Espérat avait relevé la tête. Il regardait son père adoptif bien en face. Celui-ci détourna son regard.
— Alors vous m’exilez, commença l’enfant…, vous me chassez, père ?
Mais l’abbé Vaneur intervint :
— Tu ne peux pas revenir ici, mon enfant.
— Et pourquoi donc, Monsieur le Curé ? gronda Milhuitcent, prêt à se révolter contre celui qui prononçait ces paroles incompréhensibles.
— Je vais te le dire.
— Ah ! curé, curé…, supplia M. Tercelin d’un ton de reproche :
Mais l’ecclésiastique ne tint aucun compte de l’interruption.
— Ah ! curé, curé, répéta-t-il avec ironie. Il ne faut pas de cachoteries ; il ne faut pas que l’enfant croie qu’il a démérité. Espérat est un homme par l’esprit ; par le cœur, j’espère qu’il est un brave homme… nous y avons fait tous nos efforts…, il doit savoir.

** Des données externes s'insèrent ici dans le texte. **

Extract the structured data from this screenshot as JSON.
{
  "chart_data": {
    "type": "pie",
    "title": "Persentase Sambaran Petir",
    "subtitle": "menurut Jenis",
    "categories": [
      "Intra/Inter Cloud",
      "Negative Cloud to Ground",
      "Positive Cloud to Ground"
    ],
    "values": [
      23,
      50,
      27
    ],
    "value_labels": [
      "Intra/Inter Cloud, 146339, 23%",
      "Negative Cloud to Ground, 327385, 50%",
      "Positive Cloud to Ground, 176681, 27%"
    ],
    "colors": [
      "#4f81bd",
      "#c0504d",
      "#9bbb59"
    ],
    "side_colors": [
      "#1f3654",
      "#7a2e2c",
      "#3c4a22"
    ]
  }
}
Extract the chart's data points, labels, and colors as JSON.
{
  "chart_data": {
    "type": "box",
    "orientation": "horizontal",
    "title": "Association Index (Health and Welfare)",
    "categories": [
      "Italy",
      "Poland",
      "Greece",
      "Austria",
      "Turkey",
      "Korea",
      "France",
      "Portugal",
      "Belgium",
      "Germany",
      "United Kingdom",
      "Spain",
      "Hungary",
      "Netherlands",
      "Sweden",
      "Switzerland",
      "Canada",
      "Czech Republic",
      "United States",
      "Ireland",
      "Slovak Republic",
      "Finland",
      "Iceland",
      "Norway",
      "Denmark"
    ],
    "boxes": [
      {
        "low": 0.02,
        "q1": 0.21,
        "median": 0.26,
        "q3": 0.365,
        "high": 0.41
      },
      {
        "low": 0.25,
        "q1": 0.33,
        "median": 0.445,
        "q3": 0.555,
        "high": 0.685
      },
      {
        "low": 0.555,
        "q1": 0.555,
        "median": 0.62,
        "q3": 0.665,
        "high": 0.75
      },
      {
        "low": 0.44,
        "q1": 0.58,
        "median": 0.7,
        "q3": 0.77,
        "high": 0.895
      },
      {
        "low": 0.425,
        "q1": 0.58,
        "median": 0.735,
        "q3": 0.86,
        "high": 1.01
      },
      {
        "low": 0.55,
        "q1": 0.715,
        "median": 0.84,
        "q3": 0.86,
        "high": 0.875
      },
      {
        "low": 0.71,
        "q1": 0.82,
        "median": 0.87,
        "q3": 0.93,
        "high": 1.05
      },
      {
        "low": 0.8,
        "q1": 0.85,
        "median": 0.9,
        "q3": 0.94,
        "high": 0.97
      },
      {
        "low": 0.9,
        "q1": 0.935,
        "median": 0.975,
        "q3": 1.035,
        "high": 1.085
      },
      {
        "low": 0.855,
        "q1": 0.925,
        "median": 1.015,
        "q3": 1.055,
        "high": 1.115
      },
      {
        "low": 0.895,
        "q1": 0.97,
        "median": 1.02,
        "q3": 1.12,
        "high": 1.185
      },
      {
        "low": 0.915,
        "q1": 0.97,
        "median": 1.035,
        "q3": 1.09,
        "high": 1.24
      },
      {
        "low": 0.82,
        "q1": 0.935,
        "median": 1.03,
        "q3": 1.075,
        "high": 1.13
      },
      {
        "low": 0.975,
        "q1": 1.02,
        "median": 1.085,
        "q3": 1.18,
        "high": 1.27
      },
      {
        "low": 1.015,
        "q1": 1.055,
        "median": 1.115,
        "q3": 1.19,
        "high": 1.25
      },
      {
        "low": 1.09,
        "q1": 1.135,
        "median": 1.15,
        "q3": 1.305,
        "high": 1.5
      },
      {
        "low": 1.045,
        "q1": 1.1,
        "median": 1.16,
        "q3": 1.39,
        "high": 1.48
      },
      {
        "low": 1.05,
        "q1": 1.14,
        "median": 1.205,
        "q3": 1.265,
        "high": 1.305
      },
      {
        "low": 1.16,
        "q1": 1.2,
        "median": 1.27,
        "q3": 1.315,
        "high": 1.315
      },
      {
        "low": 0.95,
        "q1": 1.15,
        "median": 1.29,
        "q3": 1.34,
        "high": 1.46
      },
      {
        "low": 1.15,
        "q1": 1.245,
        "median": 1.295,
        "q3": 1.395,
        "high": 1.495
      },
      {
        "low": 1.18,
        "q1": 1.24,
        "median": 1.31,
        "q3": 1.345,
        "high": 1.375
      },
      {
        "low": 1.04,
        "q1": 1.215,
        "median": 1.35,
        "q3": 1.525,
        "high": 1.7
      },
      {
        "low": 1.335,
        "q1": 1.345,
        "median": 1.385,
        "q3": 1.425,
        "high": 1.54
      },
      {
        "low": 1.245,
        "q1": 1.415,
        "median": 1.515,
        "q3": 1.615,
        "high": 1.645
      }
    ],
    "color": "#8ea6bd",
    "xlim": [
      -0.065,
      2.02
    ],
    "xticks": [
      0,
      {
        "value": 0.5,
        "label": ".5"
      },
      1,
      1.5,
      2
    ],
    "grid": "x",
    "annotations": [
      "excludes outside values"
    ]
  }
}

Et avec la brutalité de l’émotion qui craint de manquer de courage :
— Tu ne peux pas rentrer à Stainville parce que tu trouverais vide la maison d’école.
— Vide ?
Le père et le fils redirent ce mot avec des intonations différentes : stupeur chez l’enfant, tristesse chez Tercelin.
— Vide, fit encore Espérat…, où serez-vous donc ? où, cela ? Où…, j’irai vous retrouver…
— Impossible, balbutia l’interpellé.
M. Vaneur intervint de nouveau :
— Oui, impossible… Tercelin ignore où il sera…, — et après une pause, — où nous serons.
Milhuitcent se prit la tête à deux mains. Que signifiaient ces phrases mystérieuses ?
La réponse ne se fit pas attendre. L’abbé continua.
— Écoute, petit. Tu aimes l’empereur, n’est-ce pas ? Tu aimes la France ?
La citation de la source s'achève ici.